Je conclus ce message à Montligeon, ce lieu situé au cœur du Perche, sanctuaire où monte une prière pour les âmes du purgatoire, là où tant de pèlerins viennent confier leurs défunts à la miséricorde divine. Ceux qui ne connaissent pas ce site pourraient imaginer un sanctuaire sombre où le deuil et les larmes habillent de tristesse les personnes présentes. Certes l’intention est émouvante, mais ô combien l’espérance est là quand nous levons les yeux et regardons le Ciel. Dans la grande basilique, c’est Notre-Dame qui nous accueille. Elle est un soutien merveilleux et elle indique le chemin de l’éternité. C’est donc ici, en cette fin février, que quarante couples de fiancés vivent un week-end d’échange, de formation et de prière pour se préparer au sacrement du mariage et à leur future vie conjugale dans la lumière de Dieu. L’ambiance est à la joie, portée par des chants de louange, à l’échange et à la découverte mutuelle. Ici, on a placé les smartphones en mode avion. Peu à peu, chacun entre dans la confiance et s’approche de Jésus présent par ses paroles. Certains ne sont pas baptisés et d’autres ne croient pas en Dieu. Un message spécial de bienvenue leur a été transmis, pour que chacun se sente accueilli tel qu’il est. Jésus est notre lumière, source de notre joie et de notre paix, et nous expliquons qu’il désire le bonheur de ces couples. Le projet est bien missionnaire car que donner de mieux que l’évangile qui affirme l’amour de Dieu pour tous ? Ces deux jours ont permis beaucoup d’échanges et de découvertes. Les témoignages donnés et l’écoute offerte ont conduit bien des personnes sur la voie nouvelle d’une vie dans la lumière de Dieu. Il sera nécessaire de les accompagner pour que la semence plantée en terre prenne racine et ne soit pas asséchée. À chaque paroisse de mettre en place ce mode d’accompagnement et de formation.

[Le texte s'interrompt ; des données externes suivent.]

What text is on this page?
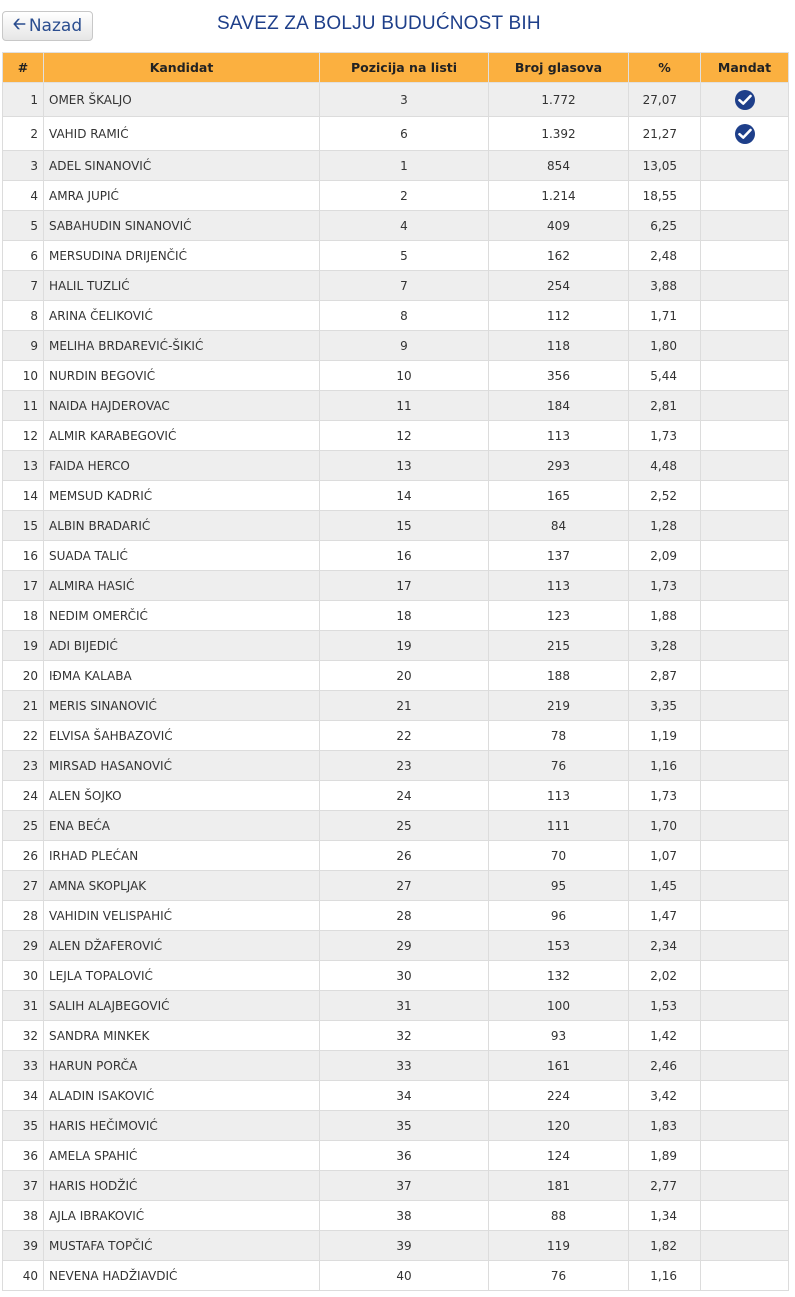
🡠 Nazad	SAVEZ ZA BOLJU BUDUĆNOST BIH
#	Kandidat	Pozicija na listi	Broj glasova	%	Mandat
1	OMER ŠKALJO	3	1.772	27,07	

2	VAHID RAMIĆ	6	1.392	21,27	

3	ADEL SINANOVIĆ	1	854	13,05	
4	AMRA JUPIĆ	2	1.214	18,55	
5	SABAHUDIN SINANOVIĆ	4	409	6,25	
6	MERSUDINA DRIJENČIĆ	5	162	2,48	
7	HALIL TUZLIĆ	7	254	3,88	
8	ARINA ČELIKOVIĆ	8	112	1,71	
9	MELIHA BRDAREVIĆ-ŠIKIĆ	9	118	1,80	
10	NURDIN BEGOVIĆ	10	356	5,44	
11	NAIDA HAJDEROVAC	11	184	2,81	
12	ALMIR KARABEGOVIĆ	12	113	1,73	
13	FAIDA HERCO	13	293	4,48	
14	MEMSUD KADRIĆ	14	165	2,52	
15	ALBIN BRADARIĆ	15	84	1,28	
16	SUADA TALIĆ	16	137	2,09	
17	ALMIRA HASIĆ	17	113	1,73	
18	NEDIM OMERČIĆ	18	123	1,88	
19	ADI BIJEDIĆ	19	215	3,28	
20	IĐMA KALABA	20	188	2,87	
21	MERIS SINANOVIĆ	21	219	3,35	
22	ELVISA ŠAHBAZOVIĆ	22	78	1,19	
23	MIRSAD HASANOVIĆ	23	76	1,16	
24	ALEN ŠOJKO	24	113	1,73	
25	ENA BEĆA	25	111	1,70	
26	IRHAD PLEĆAN	26	70	1,07	
27	AMNA SKOPLJAK	27	95	1,45	
28	VAHIDIN VELISPAHIĆ	28	96	1,47	
29	ALEN DŽAFEROVIĆ	29	153	2,34	
30	LEJLA TOPALOVIĆ	30	132	2,02	
31	SALIH ALAJBEGOVIĆ	31	100	1,53	
32	SANDRA MINKEK	32	93	1,42	
33	HARUN PORČA	33	161	2,46	
34	ALADIN ISAKOVIĆ	34	224	3,42	
35	HARIS HEČIMOVIĆ	35	120	1,83	
36	AMELA SPAHIĆ	36	124	1,89	
37	HARIS HODŽIĆ	37	181	2,77	
38	AJLA IBRAKOVIĆ	38	88	1,34	
39	MUSTAFA TOPČIĆ	39	119	1,82	
40	NEVENA HADŽIAVDIĆ	40	76	1,16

Maintenant, nous prions et confions au Seigneur nos résolutions de carême.
Seigneur, nous recherchons ta face et te demandons de te révéler à chacun de nous. Puissions-nous vivre avec toi au quotidien. Tu connais nos joies et nos peines, nous te les confions.
Seigneur, tu es le Père éternel de chacun de nous, prends soin des catéchumènes admis par l’appel décisif en vue des sacrements de l’initiation qu’ils recevront lors de la vigile pascale. Comble-les de ta grâce pour qu’ils ne défaillent pas en chemin et qu’ils trouvent dans l’Église une fraternité accueillante.
Enfin Seigneur, si souvent, nous apprenons la maladie voire la mort d’un ami ou d’un membre de nos communautés chrétiennes, sois notre secours en ce moment douloureux, afin que notre foi les accompagne.
Avec la Vierge Marie, nous te remettons notre chemin de carême.